Начиная роман в канун мятежа, Пушкин, конечно, задумывался не только о вероятностях судеб героев, но и о собственной судьбе в перипетиях грядущей истории. Не об этом ли свидетельствует набросок предисловия к первому изданию первой главы, написанный Пушкиным от имени Издателя в 1825 году? Начальная фраза его, будь это предисловие напечатано, должна была бы насторожить Читателя:
«Вот начало большого стихотворения, которое, вероятно, не будет окончено» (VI, 638).
Почему бы Автор или Издатель изначально предупреждал о вероятной незавершенности романа? Конечно, не из-за пресловутой dolce far niente (сладостной лени), которой Поэт иногда поддразнивал Читателя. Не кроется ли причина столь странного сигнала в самом замысле «Евгения Онегина»?
В 1819 году Пушкин, как известно от Сергея Александровича Соболевского, поверил гадалке Кирхгоф, предупредившей его о вероятности насильственной смерти «на 37-м году возраста… от белой лошади, или белой головы, или белого человека»[397]. Суеверный Пушкин принял роковое предсказание как Промысел Судьбы, но был убежден, что свободный человек волен соотносить свою Судьбу с идеалами, которые признал законом над собой.

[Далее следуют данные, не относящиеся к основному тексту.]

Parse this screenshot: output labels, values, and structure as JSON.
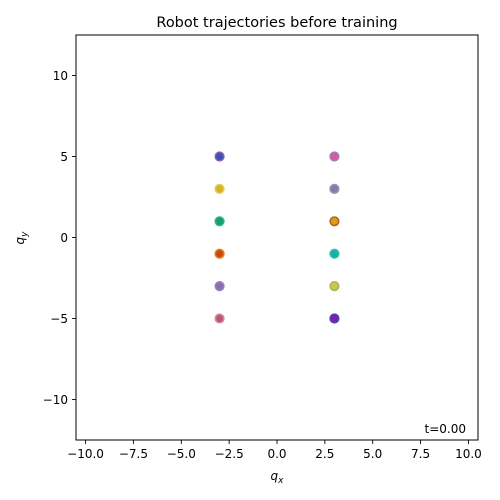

Непосредственно не вовлеченный в заговор, но знающий его участников и прекрасно понимающий их устремления, Пушкин не мог не размышлять о своем и об их месте и поведении во время и после переворота. Он ясно отдавал себе отчет, что Россия, как недавно Франция, не избежит ужасов террора после прихода во власть самозванца. Ему не могло не представиться, какая перед ним возникла бы коллизия: если (когда) кто-либо из его приятелей или знакомцев по столице или по югу, даже прямо не связанный с «русскими якобинцами», но, как они, презирающий «чувствительность», станет волею Случая – Диктатором, хладнокровно развязывающим в России террор, то человек Чести обязан вступиться за жертв и выступить против беспощадного тирана.
Иначе говоря, во время революции поэт должен быть готов разделить судьбу Андре Шенье.
В первой половине романа, которая была написана (частью вчерне) до мятежа 1825 года, Онегин как будто случайно становился убийцей друга-поэта.
Во второй части могла предполагаться симметричная ситуация. Гибель Татьяны стала бы наиболее вероятным поводом открытого противостояния Автора и Героя. Автор вмешался бы в фабулу, опасно близко подошедшую к реальности: бросил бы вызов чести бывшему Приятелю, ставшему Хозяином. И сам поэт, вероятно, не избежал бы гибели – если не на дуэли, как Ленский, то от «длинного ножа», то есть под лезвием гильотины, подобно Шенье.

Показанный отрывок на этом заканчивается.